I knew she was right, of course, but I still was insecure as I flew to meet his family for the first time. Their lake house was the kind of home that would be on the opposite side of town where I lived. They were very nice and welcoming, but they talked about places I’d never been and experiences I’d never had.

“You’ll have to come with us to Breckenridge,” his mom said. “It’s a sin you haven’t been, honey. But don’t worry, we girls can do the bunny slope. That’s where I like to stay.” She winked like we were conspiring together and Josh’s dad laughed with a boom like it had to fill up every square inch of the room.

“Sounds good to me,” I tried to laugh in that noncommittal cool way that people seem to do but I thought it sounded more like a whimper.

After a day of sun, I’d wanted to go to bed early, and we stood together brushing our teeth.

“They really like you,” Josh said, teasingly bumping my hip with his. “And that is unusual.”

All I could think was that I’d been passive and quiet.

While I laid awake, I thought about how he’d only introduced me as Mari, and suddenly my mind felt like a thread unraveling, it was too fast to keep up. Marigold, some sort of hippie-ass name. Him buying me Post-It flags when mine were almost out, my Christmas present being a gift card to the one fancy salon in our college town.

I startled him awake when I touched his shoulder. “Do your parents know my name is Marigold?”

He blinked a few times as though he couldn’t figure out if he was dreaming or not. “What?”

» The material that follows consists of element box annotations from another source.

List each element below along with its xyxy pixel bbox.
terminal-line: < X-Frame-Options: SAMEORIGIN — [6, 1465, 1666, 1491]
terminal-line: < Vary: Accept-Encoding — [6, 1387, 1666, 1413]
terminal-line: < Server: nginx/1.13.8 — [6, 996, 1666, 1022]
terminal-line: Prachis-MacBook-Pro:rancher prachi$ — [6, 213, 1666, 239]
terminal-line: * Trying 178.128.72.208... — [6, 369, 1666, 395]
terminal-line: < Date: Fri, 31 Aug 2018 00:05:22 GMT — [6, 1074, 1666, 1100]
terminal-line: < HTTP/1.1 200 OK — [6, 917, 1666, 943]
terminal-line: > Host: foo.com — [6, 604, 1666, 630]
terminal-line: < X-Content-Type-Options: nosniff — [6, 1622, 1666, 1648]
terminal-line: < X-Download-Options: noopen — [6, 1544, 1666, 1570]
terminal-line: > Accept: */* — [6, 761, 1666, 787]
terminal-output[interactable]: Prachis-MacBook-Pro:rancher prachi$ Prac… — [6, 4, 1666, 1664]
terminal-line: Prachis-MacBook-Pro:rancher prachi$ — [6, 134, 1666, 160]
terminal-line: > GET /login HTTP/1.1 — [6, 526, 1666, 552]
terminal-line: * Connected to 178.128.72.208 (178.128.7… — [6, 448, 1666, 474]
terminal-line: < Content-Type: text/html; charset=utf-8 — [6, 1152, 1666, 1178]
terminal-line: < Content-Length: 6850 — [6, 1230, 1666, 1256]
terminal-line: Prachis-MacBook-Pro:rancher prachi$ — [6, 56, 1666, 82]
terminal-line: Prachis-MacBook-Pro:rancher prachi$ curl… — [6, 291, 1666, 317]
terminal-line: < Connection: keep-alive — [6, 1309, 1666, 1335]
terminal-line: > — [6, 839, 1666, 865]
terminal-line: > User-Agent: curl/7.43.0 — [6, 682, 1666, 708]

“Do your parents know my name is Marigold?” I repeated.

“Uhhh, I’m not sure I’ve ever thought about it. I’ve just always called you Mari,” he said. “Why?”

“I was just thinking about how they probably don’t even know my full name.”

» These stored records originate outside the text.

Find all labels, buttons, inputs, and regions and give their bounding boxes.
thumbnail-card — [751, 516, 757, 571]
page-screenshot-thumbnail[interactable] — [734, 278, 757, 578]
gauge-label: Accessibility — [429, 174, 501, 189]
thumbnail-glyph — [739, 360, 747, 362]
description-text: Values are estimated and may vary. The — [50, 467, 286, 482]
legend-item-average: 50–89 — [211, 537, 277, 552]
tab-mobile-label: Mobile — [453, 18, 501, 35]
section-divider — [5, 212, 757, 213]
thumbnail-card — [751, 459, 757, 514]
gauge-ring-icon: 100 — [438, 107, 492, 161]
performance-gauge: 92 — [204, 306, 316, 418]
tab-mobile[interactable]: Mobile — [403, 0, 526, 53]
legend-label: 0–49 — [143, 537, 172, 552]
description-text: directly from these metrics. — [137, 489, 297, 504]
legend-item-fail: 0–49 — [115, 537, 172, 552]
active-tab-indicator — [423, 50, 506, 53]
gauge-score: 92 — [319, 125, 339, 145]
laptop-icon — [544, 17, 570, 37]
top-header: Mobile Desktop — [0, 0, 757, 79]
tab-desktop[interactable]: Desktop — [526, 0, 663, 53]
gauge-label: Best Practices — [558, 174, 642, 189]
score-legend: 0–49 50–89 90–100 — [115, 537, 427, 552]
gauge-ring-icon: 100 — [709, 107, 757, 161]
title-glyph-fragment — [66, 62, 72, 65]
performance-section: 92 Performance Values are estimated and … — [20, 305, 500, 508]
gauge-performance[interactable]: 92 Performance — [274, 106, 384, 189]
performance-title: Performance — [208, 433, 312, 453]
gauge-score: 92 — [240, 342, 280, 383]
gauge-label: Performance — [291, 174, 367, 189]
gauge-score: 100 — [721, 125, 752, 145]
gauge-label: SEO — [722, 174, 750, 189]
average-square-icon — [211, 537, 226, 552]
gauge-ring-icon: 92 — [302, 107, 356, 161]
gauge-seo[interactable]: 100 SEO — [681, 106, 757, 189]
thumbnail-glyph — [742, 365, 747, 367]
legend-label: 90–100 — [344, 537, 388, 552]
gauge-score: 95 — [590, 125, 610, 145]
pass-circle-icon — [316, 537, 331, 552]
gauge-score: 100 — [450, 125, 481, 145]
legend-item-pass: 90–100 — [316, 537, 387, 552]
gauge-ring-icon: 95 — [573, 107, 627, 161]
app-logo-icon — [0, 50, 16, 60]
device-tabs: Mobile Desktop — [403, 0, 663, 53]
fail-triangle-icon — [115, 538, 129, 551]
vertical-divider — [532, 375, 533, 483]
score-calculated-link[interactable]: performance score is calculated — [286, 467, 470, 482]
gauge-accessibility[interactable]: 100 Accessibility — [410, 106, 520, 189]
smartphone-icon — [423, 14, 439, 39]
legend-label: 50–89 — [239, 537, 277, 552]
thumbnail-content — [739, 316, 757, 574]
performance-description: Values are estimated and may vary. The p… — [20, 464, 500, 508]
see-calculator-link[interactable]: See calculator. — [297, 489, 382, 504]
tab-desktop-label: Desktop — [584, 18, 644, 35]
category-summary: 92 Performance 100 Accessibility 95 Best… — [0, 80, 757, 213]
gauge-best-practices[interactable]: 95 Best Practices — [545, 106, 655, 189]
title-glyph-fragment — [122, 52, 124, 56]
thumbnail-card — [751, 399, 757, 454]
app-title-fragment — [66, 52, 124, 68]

He laughed. “We can tell them tomorrow if you’re worried. A copy of your driver’s license even if you’d like, my dear.”

“Okay,” I said, and he rolled back over, returning comfortably to sleep.

First loves are often doomed, but I thought that was okay. I never turned in my first draft of papers. I’d make improvements, adjustments, additions until I was happy with what I had. But when it happened it felt like all the magic that had made for me evaporated from thin air. I saw him on campus only when I looked like I’d been through some sort of awful exercise boot camp that people seem to like for whatever reason. I called him the first time I got properly drunk, and instead of picking me up himself, he called my roommate to take care of me. It stung like a bee does, at first, the pain seems so present until it fades so gradually that one day you realize it doesn’t at all.

When I got home for the summer, my mom was eager to show me all the new additions to our house, but she was especially fixated on a botany book in a way I couldn’t figure out.

“Mama, what is up with you and this book?” I finally asked.

“Baby, I didn’t want to tell you this while you were together,” mama said cautiously. “But an Amaranth is a weed.”